Così accade che chi – come no’ altri – s’incazza di brutto davanti alle parole di una madre che, dopo aver perso il figlio, esprime quasi solidarietà a quel galantuomo farabutto di Gennaro La Carogna, viene addirittura accusato di aver infangato l’anima di Ciro Esposito, la persona di mamma Antonella, e l’immagine di Napoli tutta. Quando invece, purtroppo e mannaggia, è vero solamente il contrario. Perchè il povero Ciro, oltre che da un vile e forse difensivo serramanico romano, è stato ammazzato anche dalla sua stessa amatissima città. Non dalla magnificenza e dalla straordinaria accoglienza di un popolo che meriterebbe di stare al top di ogni classifica economica e sociale. E neppure ovviamente dalla maggior parte degli “azzurri” per bene. Quelli che lavorano onestamente mantenendo ampissime famiglie in mezzo al degrado terzomondista più totale. E che poi magari son costretti a lasciare l’obolo e la dignità tutta a qualche nerboruto signorotto in stile Genny.
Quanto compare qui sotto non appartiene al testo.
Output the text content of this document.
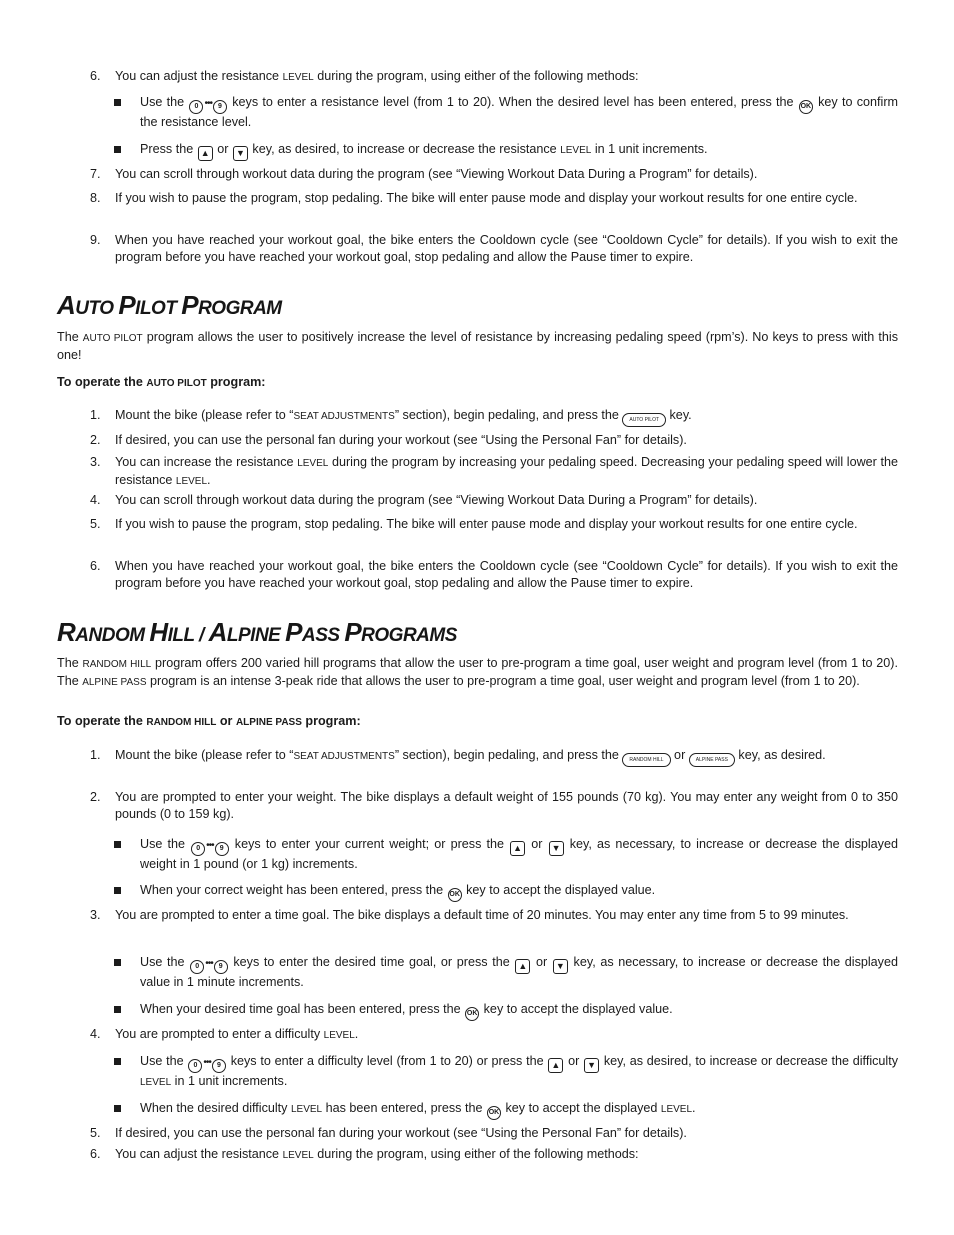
6. You can adjust the resistance LEVEL during the program, using either of the following methods:
Use the 0 ••• 9 keys to enter a resistance level (from 1 to 20). When the desired level has been entered, press the OK key to confirm the resistance level.
Press the ▲ or ▼ key, as desired, to increase or decrease the resistance LEVEL in 1 unit increments.
7. You can scroll through workout data during the program (see “Viewing Workout Data During a Program” for details).
8. If you wish to pause the program, stop pedaling. The bike will enter pause mode and display your workout results for one entire cycle.
9. When you have reached your workout goal, the bike enters the Cooldown cycle (see “Cooldown Cycle” for details). If you wish to exit the program before you have reached your workout goal, stop pedaling and allow the Pause timer to expire.
AUTO PILOT PROGRAM
The AUTO PILOT program allows the user to positively increase the level of resistance by increasing pedaling speed (rpm’s). No keys to press with this one!
To operate the AUTO PILOT program:
1. Mount the bike (please refer to “SEAT ADJUSTMENTS” section), begin pedaling, and press the AUTO PILOT key.
2. If desired, you can use the personal fan during your workout (see “Using the Personal Fan” for details).
3. You can increase the resistance LEVEL during the program by increasing your pedaling speed. Decreasing your pedaling speed will lower the resistance LEVEL.
4. You can scroll through workout data during the program (see “Viewing Workout Data During a Program” for details).
5. If you wish to pause the program, stop pedaling. The bike will enter pause mode and display your workout results for one entire cycle.
6. When you have reached your workout goal, the bike enters the Cooldown cycle (see “Cooldown Cycle” for details). If you wish to exit the program before you have reached your workout goal, stop pedaling and allow the Pause timer to expire.
RANDOM HILL / ALPINE PASS PROGRAMS
The RANDOM HILL program offers 200 varied hill programs that allow the user to pre-program a time goal, user weight and program level (from 1 to 20). The ALPINE PASS program is an intense 3-peak ride that allows the user to pre-program a time goal, user weight and program level (from 1 to 20).
To operate the RANDOM HILL or ALPINE PASS program:
1. Mount the bike (please refer to “SEAT ADJUSTMENTS” section), begin pedaling, and press the RANDOM HILL or ALPINE PASS key, as desired.
2. You are prompted to enter your weight. The bike displays a default weight of 155 pounds (70 kg). You may enter any weight from 0 to 350 pounds (0 to 159 kg).
Use the 0 ••• 9 keys to enter your current weight; or press the ▲ or ▼ key, as necessary, to increase or decrease the displayed weight in 1 pound (or 1 kg) increments.
When your correct weight has been entered, press the OK key to accept the displayed value.
3. You are prompted to enter a time goal. The bike displays a default time of 20 minutes. You may enter any time from 5 to 99 minutes.
Use the 0 ••• 9 keys to enter the desired time goal, or press the ▲ or ▼ key, as necessary, to increase or decrease the displayed value in 1 minute increments.
When your desired time goal has been entered, press the OK key to accept the displayed value.
4. You are prompted to enter a difficulty LEVEL.
Use the 0 ••• 9 keys to enter a difficulty level (from 1 to 20) or press the ▲ or ▼ key, as desired, to increase or decrease the difficulty LEVEL in 1 unit increments.
When the desired difficulty LEVEL has been entered, press the OK key to accept the displayed LEVEL.
5. If desired, you can use the personal fan during your workout (see “Using the Personal Fan” for details).
6. You can adjust the resistance LEVEL during the program, using either of the following methods:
No. Non questa Napule ha ucciso Ciro, cari nostri giornalisti sordo-ciechi. Il signor Esposito – neppure lui un gran stinco di santo, occorre dirlo – è stato accoltellato anche dagli usi, i costumi, le consuetudini ed ogni altra infinita e “regolarizzata” abitudine che è quell’immane tam tam di costante e quotidiana illegalità napoletana. Che ti entra dentro fin dai primi vagiti di guagliò. Che ti si inerpica nelle incrostazioni del degrado adolescenziale. Che ti si impregna indelebilmente nella fase adulta. Insieme alla consapevolezza che quello sia il mondo reale. E che questo rappresenti il giusto. Fino a quando non ci si rassegna alla Monnezza. Normalizzando ogni scaraffone. Gridando al complotto pluto giudaico massonico di Stato. Sprizzando vittimismo da ogni poro. E strizzando l’occhio all’omertà. Passiva, certamente. Ma pur vile. Che indirettamente sta dalla parte di Genny. E della Camorra tutta.
“SONO INDIGNATA PER L’ARRESTO. AVREBBE DOVUTO AVERE UN PREMIO”
Così a Napoli diventa normale e normalissimo vagabondare a 13-14 anni in motorino alle 3 di mattina. Caricati in tre. Rigorosamente senza casco. E ancor più normale ed ordinario che a bordo di questo scooter – ovviamente di default senza bollo ne’ assicurazione – viaggi un noto delinquente latitante notissimo alle forze dell’ordine. Come è lapalissiano che sia normale e regolarissimo non fermarsi ad un Alt! intimato dai Caramba di quartiere. E così come fuggire a tutto gas dagli sbirri brutti sporchi e cattivi. Tanto che – in questo marasma di assurda ed inconcepibile normalità illegale napoletana – la probabilità di poter incappare in un morto ammazzato durante un inseguimento con criminale in sella – a no’ altri – pare assai elevata.
Ma non nella Napoli Monnezza. Dove a distanza di poche ore dalla morte di Davide Bifolco si scatena l’enorme carrozzone burlesque contro polizia, carabinieri e annessi. Magliette inneggianti al “martire” Davide, e ingiurianti Madama e connessi. Stampate a tempo di record (roba che manco la Camorra..), pronte all’uso per la prima diretta pomeridiana, e già rodate per il gran finale di Matrix. Dove una folla da stadio gremisce le gradinate del collegamento, capitanata dal cugino di Davide, che arringa la curva sgranando l’ugola contro il solito ritrito Stato, inneggiando al Bifolfco come simbolo di un’assurda e farsesca teatralità populistica e reticente. Che arde di riflettori e reality. E che neppure un mezzo mea culpa davanti all’ovvio evidente e tangibile illegale. Che fa solo danni alla memoria del morto. E che distrugge – forse irrimediabilmente – la reputazione e l’immagine di una città già allo strazio e oramai senza più regola alcuna. Che spinge i suoi ragazzi a beccarsi pallottole in fronte. E che non vuole e non sa ribellasi al bizzarro delirio d’onnipotenza dell’Altro Stato.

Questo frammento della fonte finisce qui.